En casa de mis padres descubrí un Readers Digest (revista del año de la tana que analizaba situaciones y daba su argumento sobre la realidad que tenían y el futuro que les esperaba) En la revista que cayó en mis manos, analizaba con meticulosidad de amanuense, lo genial y necesario que era entrar en la guerra de Vietnam. Es importante, decía el analista de turno, que los países asiáticos no logren tomar la iniciativa en el mundo, porque de no luchar por defender nuestra civilización, el mundo que conocemos se daría la vuelta como un calcetín. Eso dijo el hombre. Lo ocurrido fue, como todos sabemos, que la guerra la perdieron o la perdimos, y aún habiéndola perdido, nuestra civilización continuó como antes. Tan solo temblaron los pobres chicos en edad de alistarse y con pocos recursos económicos, que fueron enviados a una guerra que ni les iba ni les venía, con grandes consecuencias, no para aquellos que los enviaron, sino para los luchadores: desprestigiados por su propio país y la mayoría con graves secuelas psicológicas. Pero no pasó nada más, se tapo tamaña iniquidad con un “se  siente”, y aquí paz y después gloria.

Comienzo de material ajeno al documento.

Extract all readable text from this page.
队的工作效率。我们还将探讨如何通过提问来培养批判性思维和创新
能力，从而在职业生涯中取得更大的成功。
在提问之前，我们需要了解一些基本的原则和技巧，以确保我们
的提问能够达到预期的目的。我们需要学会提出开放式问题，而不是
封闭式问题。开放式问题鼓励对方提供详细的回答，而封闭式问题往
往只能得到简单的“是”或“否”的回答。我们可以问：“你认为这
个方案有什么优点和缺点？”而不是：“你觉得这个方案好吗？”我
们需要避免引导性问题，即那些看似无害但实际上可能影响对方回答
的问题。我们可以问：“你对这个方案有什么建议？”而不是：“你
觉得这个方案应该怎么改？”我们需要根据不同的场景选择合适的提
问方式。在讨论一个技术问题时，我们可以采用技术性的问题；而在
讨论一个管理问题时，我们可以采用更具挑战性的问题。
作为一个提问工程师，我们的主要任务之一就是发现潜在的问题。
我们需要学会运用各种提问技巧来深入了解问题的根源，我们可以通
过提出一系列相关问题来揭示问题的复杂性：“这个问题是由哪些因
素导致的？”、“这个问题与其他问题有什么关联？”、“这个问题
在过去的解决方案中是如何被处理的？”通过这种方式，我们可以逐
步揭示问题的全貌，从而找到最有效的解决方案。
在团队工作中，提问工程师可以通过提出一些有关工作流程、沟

Pero como iba diciendo, mientras busco material para desechar, me encuentro con un periódico del año 2007 con el la foto de varios habitantes de Navalcarnero que esperan en fila la llegada del tren. Algunos son entrevistados y se muestran reacios por si el pueblo se les llena de gente y aquello deja de ser un remanso de paz. Constato que todavía a día de hoy diciembre de 2021 y con la variante del covid: omicron, rondando nuestras vidas, no ha llegado el tren a Navalcarnero, ni se le espera. Imagino que muchos de los allí fotografiados en fila india y cogidos del hombro, habrán fallecido, y otros se habrán olvidado del famoso tren. Ya no hay entrevistas. Todo quedó en el olvido.

El futuro no es predecible.

Recuerdo una canción que cantaba, allá por los años de maricastañas, Enrique Guzmán, que decía algo así como: “Cuando sea el año dos mil, maravillas lograré. Si a Neptuno tu quieres ir, a Neptuno te llevaré, y el mundo entero te dareee”. El dos mil pasó, y llegamos al dos mil veintiuno. No hemos ido a Neptuno, ni falta que nos hace. En el dos mil veintiuno a los de a pie nos importa un comino los viajes espaciales, mirar la tierra desde marte, la luna y Neptuno. Nos conformamos con que la cepa omicron no se nos lleve con vacuna incluida. El tema viajes espaciales se ha convertido en un afán de frikis o ricos aburridos. Porque ahora lo que importa de verdad son los seguidores. Quién se lo iba a decir a Enrique Guzmán que hubiera entonado con ilusión: “Cuando sea el año dos mil seguidores yo tendré. Mis botas imitaran y mis tintes copiarán, la publicidad me pagará, y el mundo entero bobo se volveráaa”.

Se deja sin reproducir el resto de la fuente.